While everyone agreed that an exchange rate of 1.4000 in the EURUSD was not warranted and forex traders were often confused many may also argue that an exchange rate below 1.2400 is equally unjustified. There are calls for a much weaker Euro to come which could drop this currency pair down to parity with the US Dollar. This event is rather unlikely. While many favor a weaker Euro at some point European pride will kick in and support a strong Euro in order to keep more of the global market share.
There is plenty of support from BRICS countries; Brazil, Russia, India, China and South Africa, for the Euro in favor of the US Dollar and demand from those central banks are likely to limit the current slide above the 1.2000 mark. Economic reports have shown a much weaker European economy, but shy of a third recession for now and an avoidance of such may further support the Euro. Forex traders seek the next catalyst for a bigger move and short-covering could initiate upward momentum.

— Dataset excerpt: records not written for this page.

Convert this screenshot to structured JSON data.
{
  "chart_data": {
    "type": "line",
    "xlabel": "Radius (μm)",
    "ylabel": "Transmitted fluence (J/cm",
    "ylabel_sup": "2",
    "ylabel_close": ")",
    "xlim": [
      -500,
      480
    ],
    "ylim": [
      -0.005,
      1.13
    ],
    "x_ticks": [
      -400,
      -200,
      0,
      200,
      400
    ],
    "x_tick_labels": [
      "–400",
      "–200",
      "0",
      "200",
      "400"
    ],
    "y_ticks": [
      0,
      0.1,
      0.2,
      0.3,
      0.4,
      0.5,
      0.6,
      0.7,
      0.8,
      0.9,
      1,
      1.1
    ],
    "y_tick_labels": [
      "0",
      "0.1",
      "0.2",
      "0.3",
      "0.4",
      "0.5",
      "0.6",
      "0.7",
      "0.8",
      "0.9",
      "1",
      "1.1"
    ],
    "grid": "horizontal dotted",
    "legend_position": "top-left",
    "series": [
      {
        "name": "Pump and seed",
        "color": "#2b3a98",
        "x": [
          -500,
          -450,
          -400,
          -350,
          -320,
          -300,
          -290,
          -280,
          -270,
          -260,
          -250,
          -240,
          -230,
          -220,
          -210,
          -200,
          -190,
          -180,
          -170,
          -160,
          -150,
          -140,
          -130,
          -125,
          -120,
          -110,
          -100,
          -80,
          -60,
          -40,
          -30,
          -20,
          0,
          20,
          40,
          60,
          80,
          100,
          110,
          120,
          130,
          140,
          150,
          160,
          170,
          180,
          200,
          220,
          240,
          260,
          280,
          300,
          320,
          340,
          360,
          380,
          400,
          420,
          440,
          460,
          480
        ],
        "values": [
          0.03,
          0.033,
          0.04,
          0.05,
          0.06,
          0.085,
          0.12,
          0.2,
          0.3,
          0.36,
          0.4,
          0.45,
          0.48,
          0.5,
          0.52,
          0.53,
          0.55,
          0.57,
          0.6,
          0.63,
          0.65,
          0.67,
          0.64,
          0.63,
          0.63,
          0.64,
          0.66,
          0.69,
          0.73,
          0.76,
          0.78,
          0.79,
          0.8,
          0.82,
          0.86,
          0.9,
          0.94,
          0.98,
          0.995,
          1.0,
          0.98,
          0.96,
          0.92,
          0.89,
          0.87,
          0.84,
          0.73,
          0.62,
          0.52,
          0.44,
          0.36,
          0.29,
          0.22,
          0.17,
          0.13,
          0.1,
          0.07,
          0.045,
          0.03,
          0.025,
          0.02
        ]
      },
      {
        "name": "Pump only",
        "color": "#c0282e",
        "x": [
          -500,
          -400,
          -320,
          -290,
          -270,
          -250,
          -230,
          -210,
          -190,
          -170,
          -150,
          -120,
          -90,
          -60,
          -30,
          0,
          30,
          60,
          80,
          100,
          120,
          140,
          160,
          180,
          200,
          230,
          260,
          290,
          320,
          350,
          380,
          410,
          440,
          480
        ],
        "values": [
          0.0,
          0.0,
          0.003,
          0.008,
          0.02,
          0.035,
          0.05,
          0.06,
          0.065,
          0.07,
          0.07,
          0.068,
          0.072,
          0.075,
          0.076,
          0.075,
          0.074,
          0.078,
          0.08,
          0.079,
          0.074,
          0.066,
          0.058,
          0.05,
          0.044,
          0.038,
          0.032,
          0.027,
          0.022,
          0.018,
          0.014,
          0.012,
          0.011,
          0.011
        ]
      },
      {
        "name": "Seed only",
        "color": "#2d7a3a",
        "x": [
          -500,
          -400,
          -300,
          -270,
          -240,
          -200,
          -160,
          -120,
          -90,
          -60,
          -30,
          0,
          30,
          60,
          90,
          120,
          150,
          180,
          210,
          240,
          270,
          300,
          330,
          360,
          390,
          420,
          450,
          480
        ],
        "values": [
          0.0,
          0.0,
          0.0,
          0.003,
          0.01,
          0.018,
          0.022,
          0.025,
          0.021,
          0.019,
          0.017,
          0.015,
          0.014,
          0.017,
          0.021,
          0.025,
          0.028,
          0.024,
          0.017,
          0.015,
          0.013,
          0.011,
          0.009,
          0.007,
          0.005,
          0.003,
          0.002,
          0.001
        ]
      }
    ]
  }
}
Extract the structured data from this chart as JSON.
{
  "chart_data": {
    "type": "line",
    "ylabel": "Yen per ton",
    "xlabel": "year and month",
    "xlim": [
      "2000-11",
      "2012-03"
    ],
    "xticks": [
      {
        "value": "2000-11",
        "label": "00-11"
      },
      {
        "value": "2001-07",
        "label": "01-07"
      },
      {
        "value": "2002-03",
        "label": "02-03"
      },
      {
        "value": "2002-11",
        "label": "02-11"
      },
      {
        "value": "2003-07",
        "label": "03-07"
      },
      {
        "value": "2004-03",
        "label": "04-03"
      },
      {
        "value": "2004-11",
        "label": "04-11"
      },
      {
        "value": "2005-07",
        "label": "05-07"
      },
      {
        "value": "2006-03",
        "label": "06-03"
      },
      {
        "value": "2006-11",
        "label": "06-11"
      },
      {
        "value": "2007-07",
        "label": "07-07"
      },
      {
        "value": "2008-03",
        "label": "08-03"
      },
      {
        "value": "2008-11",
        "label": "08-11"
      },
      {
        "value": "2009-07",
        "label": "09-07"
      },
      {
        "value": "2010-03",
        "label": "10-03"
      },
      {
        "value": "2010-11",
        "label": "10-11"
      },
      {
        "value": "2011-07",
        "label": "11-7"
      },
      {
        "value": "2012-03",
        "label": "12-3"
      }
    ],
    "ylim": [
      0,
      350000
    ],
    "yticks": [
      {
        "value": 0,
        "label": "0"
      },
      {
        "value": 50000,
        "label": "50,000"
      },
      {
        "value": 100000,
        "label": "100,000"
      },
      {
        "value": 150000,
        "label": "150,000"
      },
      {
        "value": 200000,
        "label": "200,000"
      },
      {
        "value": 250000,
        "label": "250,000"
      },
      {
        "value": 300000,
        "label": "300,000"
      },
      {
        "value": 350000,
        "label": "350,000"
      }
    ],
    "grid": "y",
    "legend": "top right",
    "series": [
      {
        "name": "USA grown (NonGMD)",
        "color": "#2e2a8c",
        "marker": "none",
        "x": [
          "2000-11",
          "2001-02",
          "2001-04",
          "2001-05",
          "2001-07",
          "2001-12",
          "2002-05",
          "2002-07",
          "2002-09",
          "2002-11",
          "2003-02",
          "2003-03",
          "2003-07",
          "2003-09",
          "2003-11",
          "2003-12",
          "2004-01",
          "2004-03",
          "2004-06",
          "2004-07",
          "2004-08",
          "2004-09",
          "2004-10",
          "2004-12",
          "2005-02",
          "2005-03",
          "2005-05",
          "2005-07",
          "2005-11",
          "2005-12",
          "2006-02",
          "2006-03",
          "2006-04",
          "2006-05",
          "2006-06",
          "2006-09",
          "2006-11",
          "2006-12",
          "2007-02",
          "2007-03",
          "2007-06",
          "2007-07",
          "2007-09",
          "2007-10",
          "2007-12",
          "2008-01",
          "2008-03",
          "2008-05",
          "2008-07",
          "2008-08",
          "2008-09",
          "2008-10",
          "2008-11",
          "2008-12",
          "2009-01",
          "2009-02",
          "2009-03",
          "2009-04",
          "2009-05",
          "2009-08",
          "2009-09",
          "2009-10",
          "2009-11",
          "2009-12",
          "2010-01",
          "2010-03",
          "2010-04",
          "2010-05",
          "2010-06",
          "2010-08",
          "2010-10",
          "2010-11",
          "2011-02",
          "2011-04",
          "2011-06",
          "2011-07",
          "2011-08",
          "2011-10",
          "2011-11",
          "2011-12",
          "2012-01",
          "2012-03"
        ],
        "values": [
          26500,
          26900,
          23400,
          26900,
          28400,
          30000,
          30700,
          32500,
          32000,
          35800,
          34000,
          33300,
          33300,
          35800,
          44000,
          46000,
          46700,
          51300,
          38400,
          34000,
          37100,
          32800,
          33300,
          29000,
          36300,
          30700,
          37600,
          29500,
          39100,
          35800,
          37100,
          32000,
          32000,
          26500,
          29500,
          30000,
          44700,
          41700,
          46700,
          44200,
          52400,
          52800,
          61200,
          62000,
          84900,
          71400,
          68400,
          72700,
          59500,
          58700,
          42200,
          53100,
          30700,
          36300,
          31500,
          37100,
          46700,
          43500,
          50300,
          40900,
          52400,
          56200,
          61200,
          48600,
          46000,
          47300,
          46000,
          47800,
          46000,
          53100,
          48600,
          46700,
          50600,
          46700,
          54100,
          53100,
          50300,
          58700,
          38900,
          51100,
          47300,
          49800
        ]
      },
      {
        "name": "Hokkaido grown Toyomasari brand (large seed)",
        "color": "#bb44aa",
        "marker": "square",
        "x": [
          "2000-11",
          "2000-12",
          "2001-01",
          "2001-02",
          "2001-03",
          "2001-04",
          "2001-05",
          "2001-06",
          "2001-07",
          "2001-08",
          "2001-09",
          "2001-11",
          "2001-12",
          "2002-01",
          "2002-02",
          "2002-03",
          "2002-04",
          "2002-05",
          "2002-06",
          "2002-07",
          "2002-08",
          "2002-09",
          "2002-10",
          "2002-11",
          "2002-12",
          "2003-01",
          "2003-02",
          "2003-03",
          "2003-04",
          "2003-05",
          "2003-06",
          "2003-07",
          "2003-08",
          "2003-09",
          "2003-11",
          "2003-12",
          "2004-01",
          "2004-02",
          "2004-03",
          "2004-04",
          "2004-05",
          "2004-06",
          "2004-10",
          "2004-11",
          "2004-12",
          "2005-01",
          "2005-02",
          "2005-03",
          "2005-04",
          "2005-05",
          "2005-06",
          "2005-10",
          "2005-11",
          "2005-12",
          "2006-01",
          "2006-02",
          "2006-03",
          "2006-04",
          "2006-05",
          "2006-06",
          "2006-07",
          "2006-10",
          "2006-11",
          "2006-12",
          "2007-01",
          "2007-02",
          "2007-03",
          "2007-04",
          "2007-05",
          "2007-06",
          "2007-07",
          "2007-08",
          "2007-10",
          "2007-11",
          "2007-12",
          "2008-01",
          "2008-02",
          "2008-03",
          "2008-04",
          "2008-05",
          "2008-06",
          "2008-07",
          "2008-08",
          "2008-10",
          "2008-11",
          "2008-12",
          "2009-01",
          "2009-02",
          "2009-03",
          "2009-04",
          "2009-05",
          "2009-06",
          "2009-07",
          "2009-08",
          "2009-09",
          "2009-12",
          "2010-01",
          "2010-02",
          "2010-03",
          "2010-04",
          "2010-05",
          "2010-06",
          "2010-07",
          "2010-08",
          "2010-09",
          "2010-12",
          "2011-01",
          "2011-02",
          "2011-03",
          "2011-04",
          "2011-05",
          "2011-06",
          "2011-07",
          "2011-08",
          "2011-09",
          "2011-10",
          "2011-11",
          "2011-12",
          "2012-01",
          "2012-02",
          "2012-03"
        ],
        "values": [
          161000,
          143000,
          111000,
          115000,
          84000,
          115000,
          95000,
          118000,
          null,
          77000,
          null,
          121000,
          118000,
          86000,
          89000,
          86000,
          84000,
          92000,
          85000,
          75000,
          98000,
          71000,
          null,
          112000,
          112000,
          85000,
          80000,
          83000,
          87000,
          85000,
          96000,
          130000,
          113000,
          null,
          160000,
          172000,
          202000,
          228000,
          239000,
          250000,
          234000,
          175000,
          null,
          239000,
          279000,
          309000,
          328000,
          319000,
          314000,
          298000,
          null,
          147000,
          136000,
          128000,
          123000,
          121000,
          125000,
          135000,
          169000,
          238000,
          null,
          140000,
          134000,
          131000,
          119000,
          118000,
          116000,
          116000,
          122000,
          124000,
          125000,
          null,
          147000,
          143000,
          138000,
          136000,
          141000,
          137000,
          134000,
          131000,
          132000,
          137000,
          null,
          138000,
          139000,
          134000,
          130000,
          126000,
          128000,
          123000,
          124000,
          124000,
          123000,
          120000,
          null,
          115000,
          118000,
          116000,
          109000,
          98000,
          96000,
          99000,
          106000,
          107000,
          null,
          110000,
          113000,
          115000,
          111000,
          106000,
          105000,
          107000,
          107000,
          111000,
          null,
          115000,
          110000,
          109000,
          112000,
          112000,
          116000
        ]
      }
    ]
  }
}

Is the Euro really that weak? Looking at the EURUSD it is basically pegging two weak currencies against each other. The US Dollar has rallied sharply at the same time the Euro dropped which magnified the sell-off. AT some point forex traders will need to realize floating trading profits which means we may see a full price action reversal. US economic data has not been that positive and after sharp moves reality often forces price to a more normalized level which may be just around the 1.3200 mark for the EURUSD.